Unweight: 22% lossless LLM weight compression without quality loss
Key Points
- Lossless BF16 exponent Huffman coding
- Reconstructive matmul decompresses in shared memory
- 15–22% model size reduction (~3GB VRAM saved)
Summary
Unweight is a lossless compression and runtime system that reduces LLM weight memory traffic on NVIDIA H100 GPUs by compressing BF16 exponent bytes and decompressing them directly in fast on‑chip shared memory. By fusing decompression with a reconstructive matrix‑multiply kernel and autotuning between four execution pipelines, Unweight achieves 15–22% overall model size reduction (≈3 GB VRAM saved on Llama‑3.1‑8B MLPs) while preserving bit‑exact outputs and avoiding special hardware.
Key Points
- Core idea: leave sign+mantissa untouched and Huffman‑encode the exponent byte using a small palette (top‑16 exponents cover ≈99% of weights), yielding ~30% exponent‑stream compression.

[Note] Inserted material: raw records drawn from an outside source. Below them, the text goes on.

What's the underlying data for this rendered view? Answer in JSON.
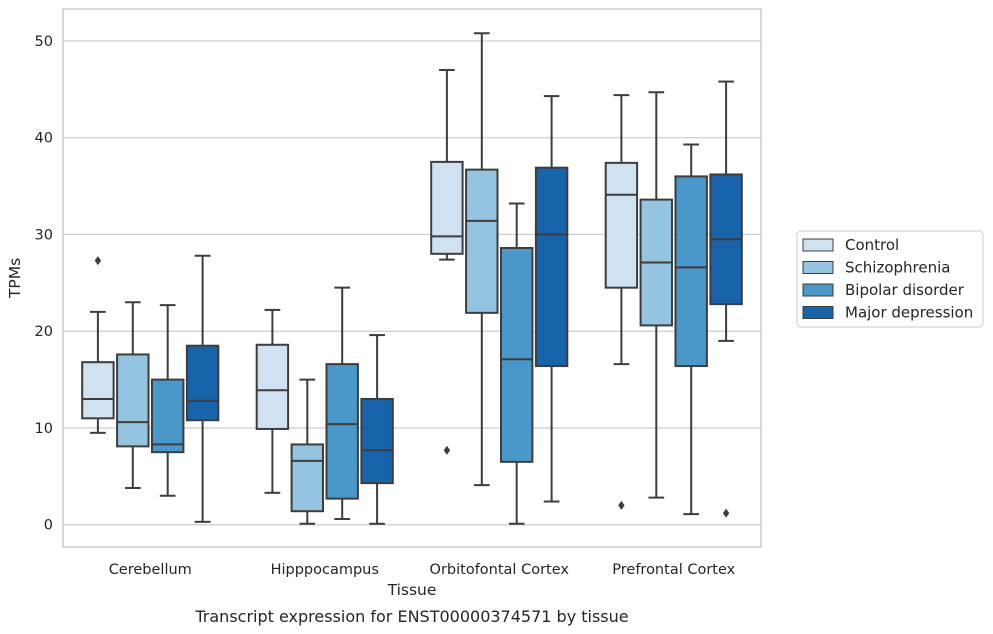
{
  "chart_data": {
    "type": "boxplot",
    "xlabel": "Tissue",
    "ylabel": "TPMs",
    "caption": "Transcript expression for ENST00000374571 by tissue",
    "ylim": [
      -2.3,
      53.3
    ],
    "yticks": [
      0,
      10,
      20,
      30,
      40,
      50
    ],
    "grid": "horizontal",
    "legend_position": "right",
    "categories": [
      "Cerebellum",
      "Hipppocampus",
      "Orbitofontal Cortex",
      "Prefrontal Cortex"
    ],
    "series": [
      {
        "name": "Control",
        "color": "#d0e1f2",
        "boxes": [
          {
            "whisker_low": 9.5,
            "q1": 11.0,
            "median": 13.0,
            "q3": 16.8,
            "whisker_high": 22.0,
            "outliers": [
              27.3
            ]
          },
          {
            "whisker_low": 3.3,
            "q1": 9.9,
            "median": 13.9,
            "q3": 18.6,
            "whisker_high": 22.2,
            "outliers": []
          },
          {
            "whisker_low": 27.4,
            "q1": 28.0,
            "median": 29.8,
            "q3": 37.5,
            "whisker_high": 47.0,
            "outliers": [
              7.7
            ]
          },
          {
            "whisker_low": 16.6,
            "q1": 24.5,
            "median": 34.1,
            "q3": 37.4,
            "whisker_high": 44.4,
            "outliers": [
              2.0
            ]
          }
        ]
      },
      {
        "name": "Schizophrenia",
        "color": "#94c4df",
        "boxes": [
          {
            "whisker_low": 3.8,
            "q1": 8.1,
            "median": 10.6,
            "q3": 17.6,
            "whisker_high": 23.0,
            "outliers": []
          },
          {
            "whisker_low": 0.1,
            "q1": 1.4,
            "median": 6.6,
            "q3": 8.3,
            "whisker_high": 15.0,
            "outliers": []
          },
          {
            "whisker_low": 4.1,
            "q1": 21.9,
            "median": 31.4,
            "q3": 36.7,
            "whisker_high": 50.8,
            "outliers": []
          },
          {
            "whisker_low": 2.8,
            "q1": 20.6,
            "median": 27.1,
            "q3": 33.6,
            "whisker_high": 44.7,
            "outliers": []
          }
        ]
      },
      {
        "name": "Bipolar disorder",
        "color": "#4a98c9",
        "boxes": [
          {
            "whisker_low": 3.0,
            "q1": 7.5,
            "median": 8.3,
            "q3": 15.0,
            "whisker_high": 22.7,
            "outliers": []
          },
          {
            "whisker_low": 0.6,
            "q1": 2.7,
            "median": 10.4,
            "q3": 16.6,
            "whisker_high": 24.5,
            "outliers": []
          },
          {
            "whisker_low": 0.1,
            "q1": 6.5,
            "median": 17.1,
            "q3": 28.6,
            "whisker_high": 33.2,
            "outliers": []
          },
          {
            "whisker_low": 1.1,
            "q1": 16.4,
            "median": 26.6,
            "q3": 36.0,
            "whisker_high": 39.3,
            "outliers": []
          }
        ]
      },
      {
        "name": "Major depression",
        "color": "#1764ab",
        "boxes": [
          {
            "whisker_low": 0.3,
            "q1": 10.8,
            "median": 12.8,
            "q3": 18.5,
            "whisker_high": 27.8,
            "outliers": []
          },
          {
            "whisker_low": 0.1,
            "q1": 4.3,
            "median": 7.7,
            "q3": 13.0,
            "whisker_high": 19.6,
            "outliers": []
          },
          {
            "whisker_low": 2.4,
            "q1": 16.4,
            "median": 30.0,
            "q3": 36.9,
            "whisker_high": 44.3,
            "outliers": []
          },
          {
            "whisker_low": 19.0,
            "q1": 22.8,
            "median": 29.5,
            "q3": 36.2,
            "whisker_high": 45.8,
            "outliers": [
              1.2
            ]
          }
        ]
      }
    ]
  }
}
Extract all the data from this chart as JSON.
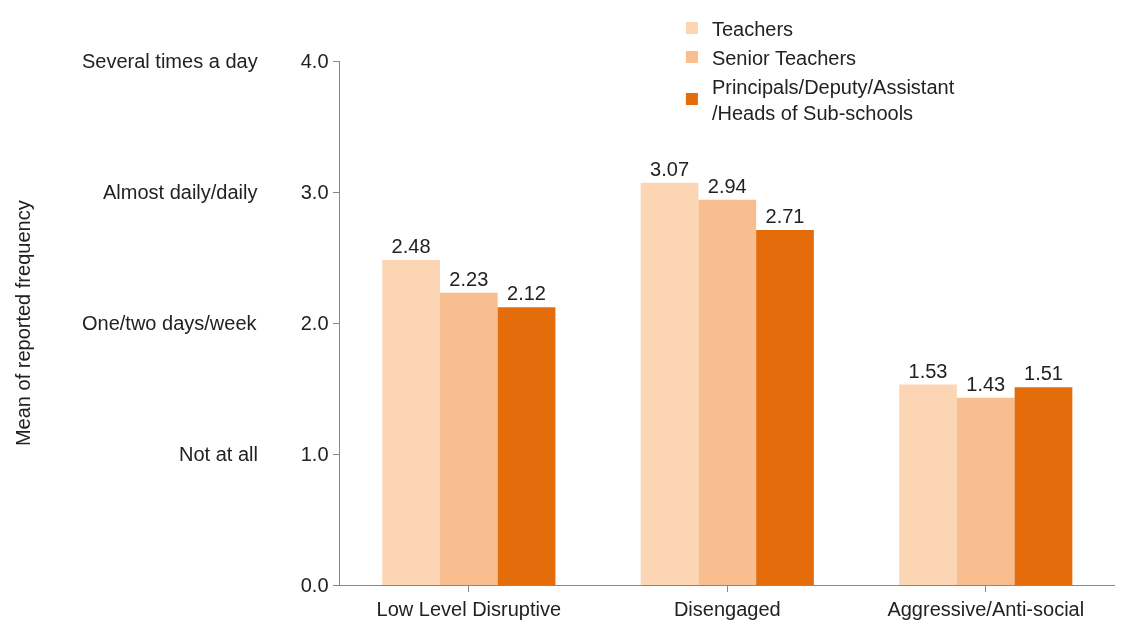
{
  "chart_data": {
    "type": "bar",
    "categories": [
      "Low Level Disruptive",
      "Disengaged",
      "Aggressive/Anti-social"
    ],
    "series": [
      {
        "name": "Teachers",
        "color": "#fcd5b5",
        "values": [
          2.48,
          3.07,
          1.53
        ]
      },
      {
        "name": "Senior Teachers",
        "color": "#f9be8f",
        "values": [
          2.23,
          2.94,
          1.43
        ]
      },
      {
        "name": "Principals/Deputy/Assistant/Heads of Sub-schools",
        "color": "#e46c0a",
        "values": [
          2.12,
          2.71,
          1.51
        ]
      }
    ],
    "ylim": [
      0,
      4
    ],
    "yticks": [
      {
        "value": 0,
        "label": "0.0"
      },
      {
        "value": 1,
        "label": "1.0"
      },
      {
        "value": 2,
        "label": "2.0"
      },
      {
        "value": 3,
        "label": "3.0"
      },
      {
        "value": 4,
        "label": "4.0"
      }
    ],
    "annotations": [
      "Mean of reported frequency",
      "Not at all",
      "One/two days/week",
      "Almost daily/daily",
      "Several times a day"
    ],
    "data_labels": true,
    "grid": false,
    "legend": "top right"
  }
}
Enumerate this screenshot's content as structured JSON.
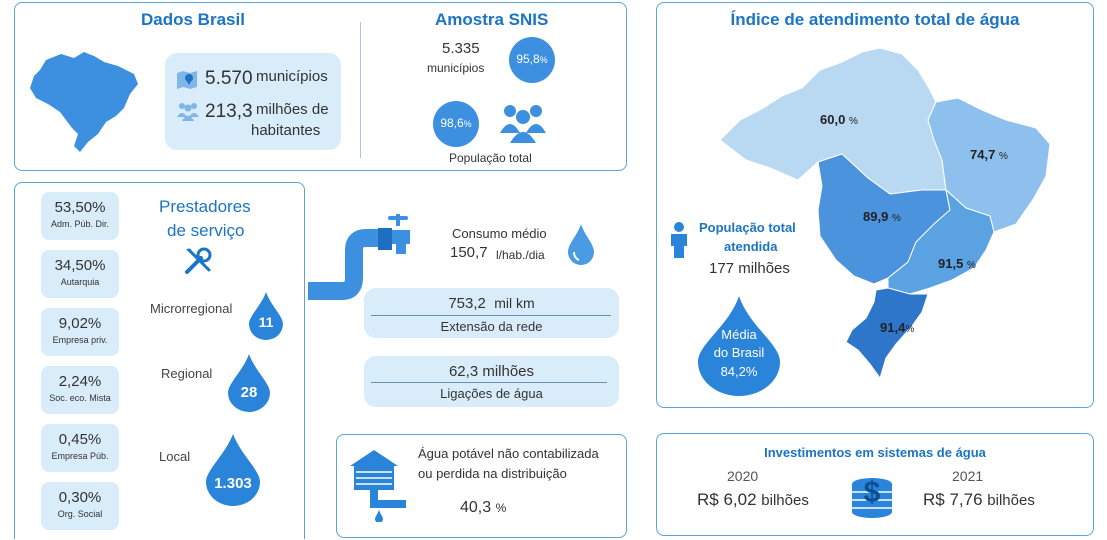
{
  "dados_brasil": {
    "title": "Dados Brasil",
    "municipios_value": "5.570",
    "municipios_label": "municípios",
    "habitantes_value": "213,3",
    "habitantes_label_1": "milhões de",
    "habitantes_label_2": "habitantes"
  },
  "amostra": {
    "title": "Amostra SNIS",
    "municipios_value": "5.335",
    "municipios_label": "municípios",
    "municipios_pct": "95,8",
    "populacao_pct": "98,6",
    "pct_symbol": "%",
    "populacao_label": "População total"
  },
  "prestadores": {
    "title_1": "Prestadores",
    "title_2": "de serviço",
    "stats": [
      {
        "value": "53,50%",
        "label": "Adm. Púb. Dir."
      },
      {
        "value": "34,50%",
        "label": "Autarquia"
      },
      {
        "value": "9,02%",
        "label": "Empresa priv."
      },
      {
        "value": "2,24%",
        "label": "Soc. eco. Mista"
      },
      {
        "value": "0,45%",
        "label": "Empresa Púb."
      },
      {
        "value": "0,30%",
        "label": "Org. Social"
      }
    ],
    "abrangencia": [
      {
        "label": "Microrregional",
        "value": "11"
      },
      {
        "label": "Regional",
        "value": "28"
      },
      {
        "label": "Local",
        "value": "1.303"
      }
    ]
  },
  "consumo": {
    "label": "Consumo médio",
    "value": "150,7",
    "unit": "l/hab./dia"
  },
  "rede": {
    "value": "753,2",
    "unit": "mil km",
    "label": "Extensão da rede"
  },
  "ligacoes": {
    "value": "62,3 milhões",
    "label": "Ligações de água"
  },
  "perdas": {
    "line1": "Água potável não contabilizada",
    "line2": "ou perdida na distribuição",
    "value": "40,3",
    "pct": "%"
  },
  "indice": {
    "title": "Índice de atendimento total de água",
    "regions": [
      {
        "name": "Norte",
        "value": "60,0",
        "color": "#b9d8f2"
      },
      {
        "name": "Nordeste",
        "value": "74,7",
        "color": "#8dc0ec"
      },
      {
        "name": "Centro-Oeste",
        "value": "89,9",
        "color": "#4b93dc"
      },
      {
        "name": "Sudeste",
        "value": "91,5",
        "color": "#5ba2e2"
      },
      {
        "name": "Sul",
        "value": "91,4",
        "color": "#2e76c9"
      }
    ],
    "pct": "%",
    "populacao_label_1": "População total",
    "populacao_label_2": "atendida",
    "populacao_value": "177 milhões",
    "media_label_1": "Média",
    "media_label_2": "do Brasil",
    "media_value": "84,2%"
  },
  "investimentos": {
    "title": "Investimentos em sistemas de água",
    "year1": "2020",
    "value1": "R$ 6,02",
    "unit1": "bilhões",
    "year2": "2021",
    "value2": "R$ 7,76",
    "unit2": "bilhões"
  }
}
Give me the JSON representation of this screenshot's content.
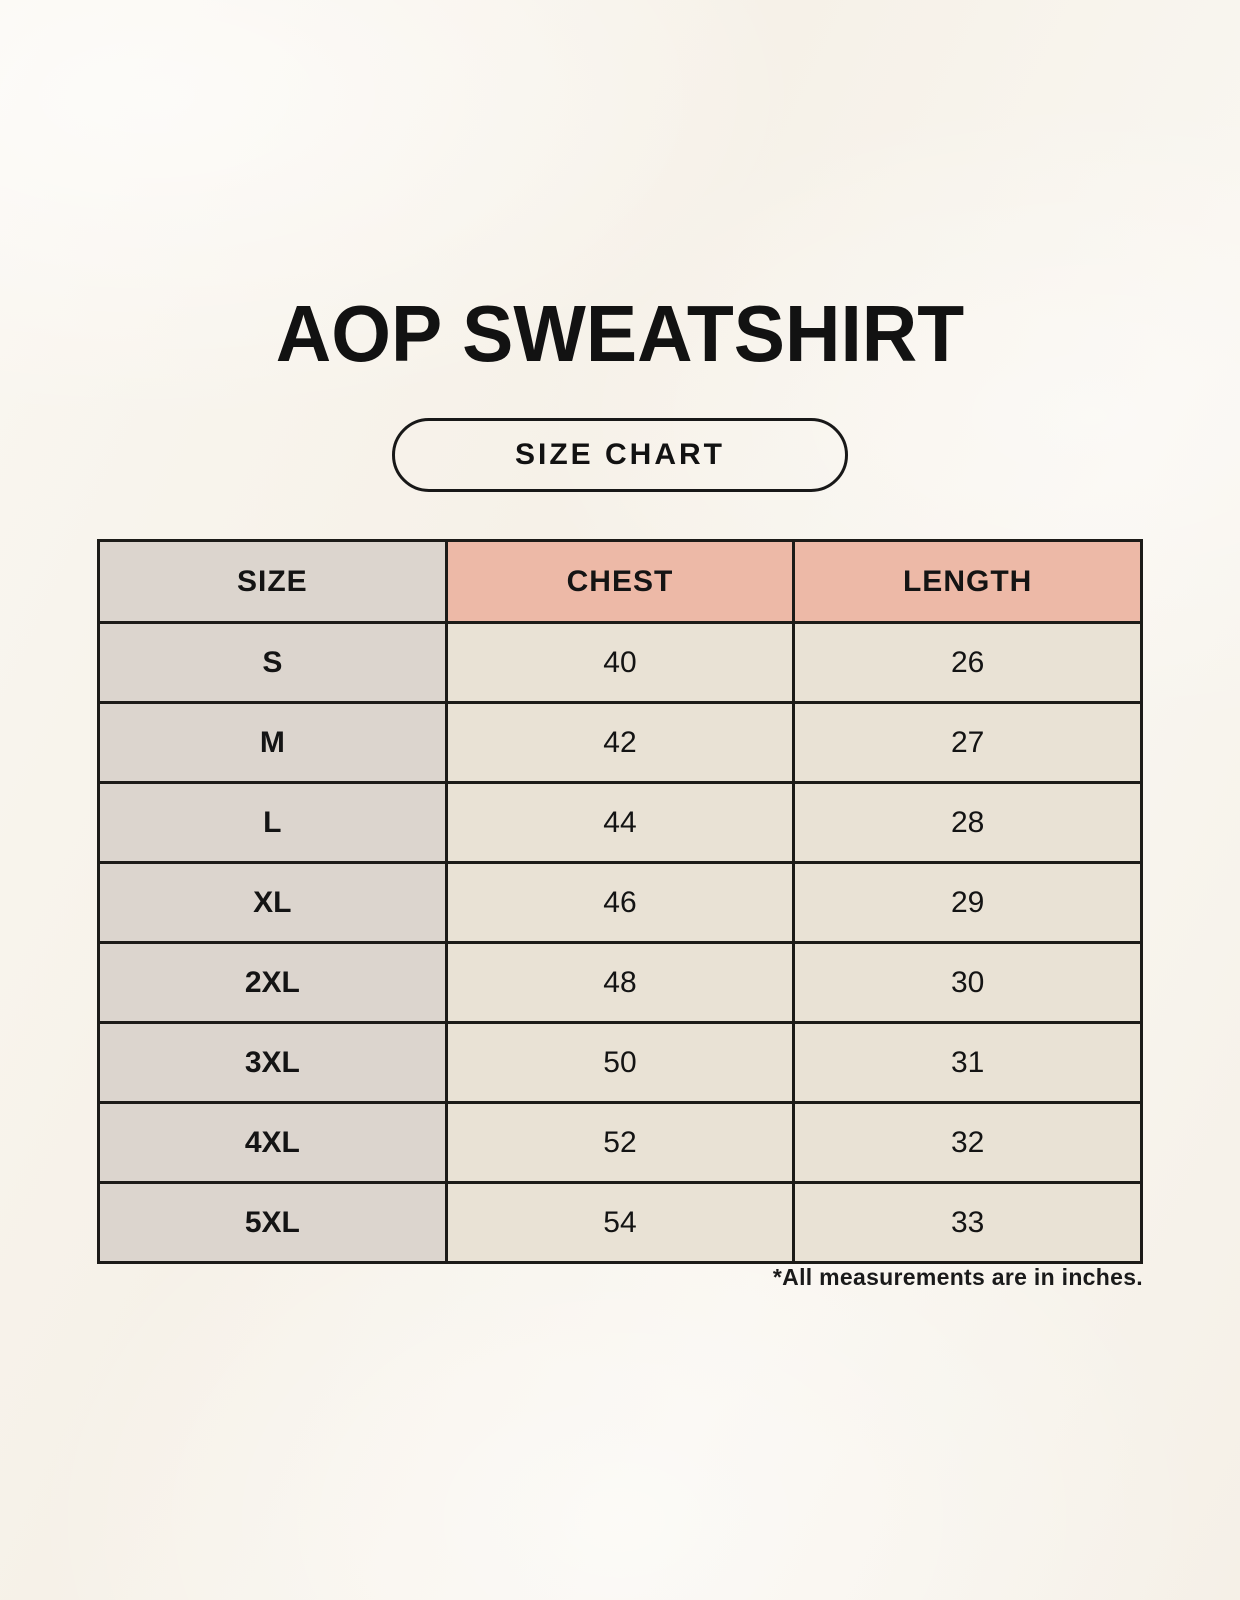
{
  "page": {
    "title": "AOP SWEATSHIRT",
    "badge_label": "SIZE CHART",
    "note": "*All measurements are in inches."
  },
  "chart_data": {
    "type": "table",
    "title": "AOP SWEATSHIRT",
    "subtitle": "SIZE CHART",
    "columns": [
      "SIZE",
      "CHEST",
      "LENGTH"
    ],
    "rows": [
      [
        "S",
        "40",
        "26"
      ],
      [
        "M",
        "42",
        "27"
      ],
      [
        "L",
        "44",
        "28"
      ],
      [
        "XL",
        "46",
        "29"
      ],
      [
        "2XL",
        "48",
        "30"
      ],
      [
        "3XL",
        "50",
        "31"
      ],
      [
        "4XL",
        "52",
        "32"
      ],
      [
        "5XL",
        "54",
        "33"
      ]
    ],
    "units_note": "*All measurements are in inches."
  },
  "colors": {
    "background": "#f8f4ed",
    "header_accent": "#edb9a7",
    "size_column": "#dcd5ce",
    "cell": "#e9e2d5",
    "border": "#1c1b18",
    "text": "#141414"
  }
}
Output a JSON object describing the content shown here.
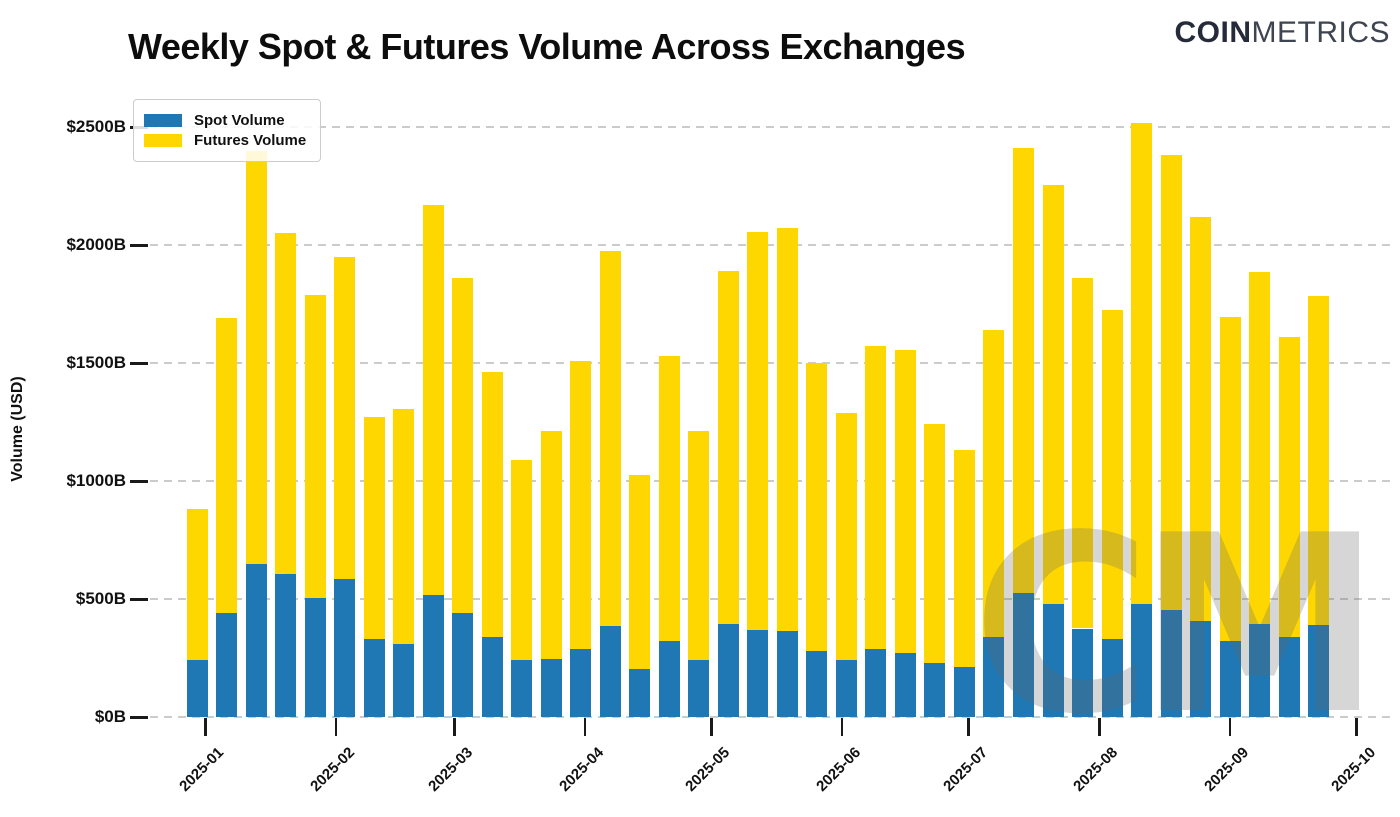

- Scope: applied selectively to MLP weight matrices (gate, up, down); attention, embeddings, and norms are left uncompressed.
- Handling edge cases: if any value in a 64‑wide row has a rare exponent, the entire row is stored verbatim to avoid per‑element branching in the hot path.
- Four runtime pipelines: full Huffman decode + cuBLAS (lowest kernel overhead), exponent‑only decode, runtime palette transcode, and direct palette (no preprocess, reconstruct on the fly). An autotuner picks the best pipeline per matrix and batch size.
- Reconstructive matmul: producer thread groups use TMA to stage compressed streams into shared memory; consumer groups reconstruct BF16 values in shared memory and feed them directly to WGMMA tensor‑core instructions so reconstructed weights never touch HBM.
- Performance tradeoffs: less preprocessing reduces HBM traffic but increases per‑element kernel work. Small batch sizes often favor full decode+cuBLAS; large batches favor palette/exponent paths. Different projection matrices can prefer different pipelines.
- Integration & reproducibility: designed for Hopper H100 GPUs, integrates with a Rust inference engine, includes autotuning, and the GPU kernels and technical paper are published open‑source.
Practical guidance for engineers
- Target MLP weight matrices first; expect the biggest bandwidth wins there.
- Run autotuning on target hardware and representative batch sizes—pipeline choice is workload and shape dependent.
- Monitor token latency vs throughput; small batch latencies may prefer simpler cuBLAS paths while high throughput can use reconstructive kernels.
- Validate bit‑exactness in CI/QA since the method is lossless but integration mistakes can break determinism.
- Leverage the open‑source kernels and paper for implementation details and performance tests on H100/Hopper-class hardware.
Impact
Unweight reduces memory bandwidth pressure (fewer bytes across the HBM→SMEM bus), enabling more models per GPU, lower inference cost, and faster token generation without any change to model outputs or special hardware.